Po48
FM Dalgası
Gözlerinden kalkan bir trene
binip gitsem başka alemlere
Sonra yeşil bir tren olsam ben de
Umuttan raylarım da sen
Bir buluttaki toz taneciği olsak ikimiz.
Ellerinden kopup düşsem yine
herkesin tükürdüğü kaldırımlara
Ben döşeme taşı olsam sonra
Sense kaldırım taşı insanlığa
Üstümüze bir kedi gelip pislese
Sarı renkli bir sıvı olup aksam sana doğru.
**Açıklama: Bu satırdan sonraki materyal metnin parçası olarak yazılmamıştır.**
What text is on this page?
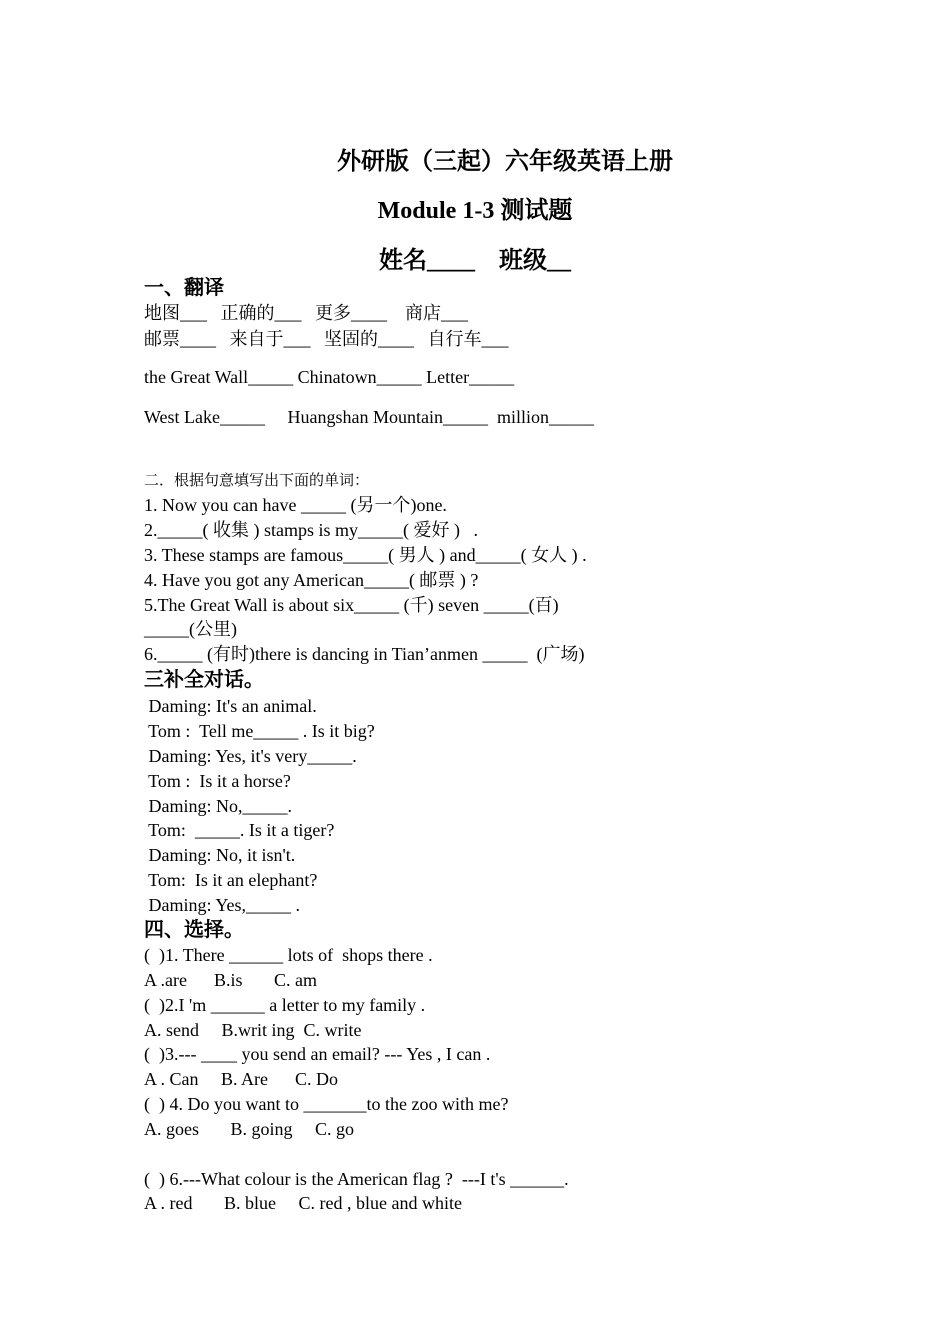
外研版（三起）六年级英语上册
Module 1-3 测试题
姓名____    班级__
一、翻译
地图___   正确的___   更多____    商店___
邮票____   来自于___   坚固的____   自行车___
the Great Wall_____ Chinatown_____ Letter_____
West Lake_____     Huangshan Mountain_____  million_____
二．根据句意填写出下面的单词：
1. Now you can have _____ (另一个)one.
2._____( 收集 ) stamps is my_____( 爱好 )   .
3. These stamps are famous_____( 男人 ) and_____( 女人 ) .
4. Have you got any American_____( 邮票 ) ?
5.The Great Wall is about six_____ (千) seven _____(百)
_____(公里)
6._____ (有时)there is dancing in Tian’anmen _____  (广场)
三补全对话。
Daming: It's an animal.
Tom :  Tell me_____ . Is it big?
Daming: Yes, it's very_____.
Tom :  Is it a horse?
Daming: No,_____.
Tom:  _____. Is it a tiger?
Daming: No, it isn't.
Tom:  Is it an elephant?
Daming: Yes,_____ .
四、选择。
(  )1. There ______ lots of  shops there .
A .are      B.is       C. am
(  )2.I 'm ______ a letter to my family .
A. send     B.writ ing  C. write
(  )3.--- ____ you send an email? --- Yes , I can .
A . Can     B. Are      C. Do
(  ) 4. Do you want to _______to the zoo with me?
A. goes       B. going     C. go
(  ) 6.---What colour is the American flag ?  ---I t's ______.
A . red       B. blue     C. red , blue and white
Yüzüne baksam da böyle hep
varsın değirmenlerde dövsünler beni.
Sonra derimi yüzüp öğütseler beni,kahve olsam
Sense işlemeli güzel bir fincan
Hayatın cezvesinden dökülsem sana.
Saçların savrulsa şimdi de
Anadolu'mun kara yazgısına
Sonra bir buğday başağındaki püsküller olsam
Bereketli,karın doyuran buğday taneleri de sen
Beni kıyıp,doğrayıp senden ayırsalar.
Ve nihayet sana tutulsam
gelgitler başlasa yüreğimde
Azgın,bütün insanlığı yutacak bir dalga olsam
Sense şu erişilmez ufuk kadar düz bir kıyı
Hiç olmazsa kıyamet günü kucaklaşırdık o zaman.
Herşeyden vazgeçip sonra
Edelim şu dünya denen kara deliğin içine
Sonra ben delikanlı bir tuvalet kağıdı olsam
Sense gözlerin kadar güzel emici halkalar
Böylece hiç olmazsa bir boka yarasak.